Tan lejana como misteriosa, Noruega ostenta paisajes dramáticos y climas extremos, todo lo cual se refleja en su arquitectura y en un paisajismo hoy reconocido en todo el mundo. Sus creadores tienen el desafío de adaptar sus diseños a un terreno exigente, con exposiciones a temperaturas bajísimo y vientos capaces de llevar al límite las necesidades. Aun así, conviven con el entorno de manera respetuosa, innovadora y, especialmente, elegante.

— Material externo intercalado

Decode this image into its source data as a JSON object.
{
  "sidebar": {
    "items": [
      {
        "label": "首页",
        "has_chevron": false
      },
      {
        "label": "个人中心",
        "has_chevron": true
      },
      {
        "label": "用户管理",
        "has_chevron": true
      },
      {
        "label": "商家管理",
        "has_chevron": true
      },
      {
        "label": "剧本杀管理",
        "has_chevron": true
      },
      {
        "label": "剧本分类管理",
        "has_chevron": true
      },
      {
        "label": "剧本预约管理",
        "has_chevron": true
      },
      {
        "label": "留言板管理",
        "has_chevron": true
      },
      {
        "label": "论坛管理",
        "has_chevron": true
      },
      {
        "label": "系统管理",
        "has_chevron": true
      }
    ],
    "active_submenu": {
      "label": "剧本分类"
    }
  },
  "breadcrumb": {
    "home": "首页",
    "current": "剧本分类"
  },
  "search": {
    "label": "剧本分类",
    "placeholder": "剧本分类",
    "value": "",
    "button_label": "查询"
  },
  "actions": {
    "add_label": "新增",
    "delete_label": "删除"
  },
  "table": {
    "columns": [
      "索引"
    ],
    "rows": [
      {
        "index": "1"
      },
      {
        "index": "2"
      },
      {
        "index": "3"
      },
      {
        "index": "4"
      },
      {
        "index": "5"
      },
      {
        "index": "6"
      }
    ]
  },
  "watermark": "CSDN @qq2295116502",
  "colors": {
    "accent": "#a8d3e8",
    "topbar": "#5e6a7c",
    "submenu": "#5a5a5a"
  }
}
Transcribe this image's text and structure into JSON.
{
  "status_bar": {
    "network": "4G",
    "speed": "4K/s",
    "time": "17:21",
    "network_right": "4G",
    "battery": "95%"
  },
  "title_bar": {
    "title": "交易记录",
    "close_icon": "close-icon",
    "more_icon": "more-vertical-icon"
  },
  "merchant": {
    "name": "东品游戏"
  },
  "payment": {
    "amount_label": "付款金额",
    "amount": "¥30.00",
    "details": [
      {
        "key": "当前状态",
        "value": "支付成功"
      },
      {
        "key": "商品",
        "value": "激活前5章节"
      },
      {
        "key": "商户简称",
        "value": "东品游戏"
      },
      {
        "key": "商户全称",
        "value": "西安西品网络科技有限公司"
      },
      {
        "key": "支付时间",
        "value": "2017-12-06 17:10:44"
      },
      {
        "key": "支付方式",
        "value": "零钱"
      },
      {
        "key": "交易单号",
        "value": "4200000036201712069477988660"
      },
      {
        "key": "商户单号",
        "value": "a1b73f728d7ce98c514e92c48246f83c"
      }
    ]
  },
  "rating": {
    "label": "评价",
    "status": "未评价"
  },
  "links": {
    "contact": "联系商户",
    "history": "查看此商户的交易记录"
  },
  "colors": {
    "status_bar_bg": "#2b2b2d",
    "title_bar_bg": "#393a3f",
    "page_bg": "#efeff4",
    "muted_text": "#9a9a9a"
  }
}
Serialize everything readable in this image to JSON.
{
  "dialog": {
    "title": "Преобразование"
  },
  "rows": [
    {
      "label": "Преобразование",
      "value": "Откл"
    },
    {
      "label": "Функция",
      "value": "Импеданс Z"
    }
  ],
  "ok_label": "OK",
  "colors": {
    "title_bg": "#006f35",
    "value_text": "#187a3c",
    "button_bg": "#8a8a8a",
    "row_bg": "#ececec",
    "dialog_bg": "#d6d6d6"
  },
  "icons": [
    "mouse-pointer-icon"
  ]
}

La isla de Sør-Hidle, en Ryfylke, es un ejemplo. Y su restaurante e invernadero, Flor & Fjære, una apuesta por la energía vibrante que también puede sumarse a un escenario gris, para darle una vuelta de tuerca. Increíblemente, la isla es la única parte de Noruega que contiene palmeras, playas, lagunas, cascadas y plantas exóticas, un total de más de 50 mil plantas anuales.
Para acceder, un crucero atraviesa el fiordo, partiendo desde Bekhuskaien, por una nimia distancia de 20 minutos. Una vez allí, los guías reciben y permiten descubrir un recorrido por el jardín, sus secretos y la historia de las generaciones que se han encargado de mantenerlo y preservarlo. Son un total de un poco más de 12 hectáreas. Como muchas, esta historia tiene un buen comienzo.

Un nuevo comienzo
Corría 1965 cuando Aasmund y Else Marie Bryn adquirieron una granja en la punta más al norte de la isla. Se mudaron allí por problemas de salud de Aasmund, a quien el médico recomendó un clima más cálido. La isla obró sus maravillas y, cuando Aasmund mejoró, se decidió a iniciar un jardín. Plantó pinos para proteger a sus plantas de los típicos vientos de la zona de fiordos. También lo ayudó el clima, que en esta región bien al sur de Noruega es ligeramente más cálido. Así, plantó una colección de palmeras, bambús, bananeros japonesas, lapachos y cactus. El jardín fue creciendo y los visitantes no dejaban de maravillarse.

La Reina de Noruega celebró aquí su cumpleaños número 70.
La familia fue creciendo y, cuando fue necesario realizar una mejora estructural, su hijo, Olav Bryn y su mujer Siri, se decidieron a abrir el jardín al público, con tours por el jardín y un nuevo restaurante. Esto fue en 1995. La familia continuó haciendo crecer el jardín, con una incorporación de más de 50 mil plantas cada año. En una entrevista, Bryn dijo que su jardín estaba “inspirado en un arco iris”.
En efecto, colchones de flores rosadas se suman a playas de arena y una laguna Koi con peces naranjas y amarillos, junto a un jardín de bonsái. Cascadas se suman a colecciones de rosas y un jardín toscano. Desde el cielo, los dibujos de las flores violetas o rojas pueden verse como corazones.
En un salto a la actualidad, quienes dirigen el emprendimiento son Endre Bryn y su mujer Hanne, tercera generación, con planes de expansión que en 2022 incorporaron un espectacular invernadero, diseñado por la firma de arquitectura y paisajismo Helen & Hard.

Autosuficiente y sostenible
El concepto de invernadero permitió a la isla -sin carreteras ni agua corriente- hacer un mejor uso de los recursos naturales disponibles. El invernadero cuenta con 4 mil metros cuadrados, permite transicionar a ser productores de alimentos y energía, reduciendo a su vez el transporte, ahorrando energía y costos. Adentro se ubica el restaurante Jungle, con salas de eventos y reuniones.

Además de alimentos y flores para el jardín, en este espacio se almacenan plantas durante el invierno. Cuando las flores se trasladan al jardín al inicio de la temporada, se inicia la producción de hierbas y verduras para el restaurante. Además, el techo del invernadero cuenta con mil metros cuadrados de paneles solares, lo cual permite abastecer de electricidad durante los días soleados de verano. El exceso de energía calienta tanques de agua que mantienen el invernadero a temperaturas cálidas durante la noche.
A su vez, los estanques del jardín recogen agua de lluvia que es utilizada para el riego y toda la lluvia que cae en el techo se recicla para usarse en diversas etapas de producción. Así se logra tener suficiente agua para mantener a las plantas durante todo el año. (El agua para beber se obtiene de pozos separados, con su propia planta de tratamiento.)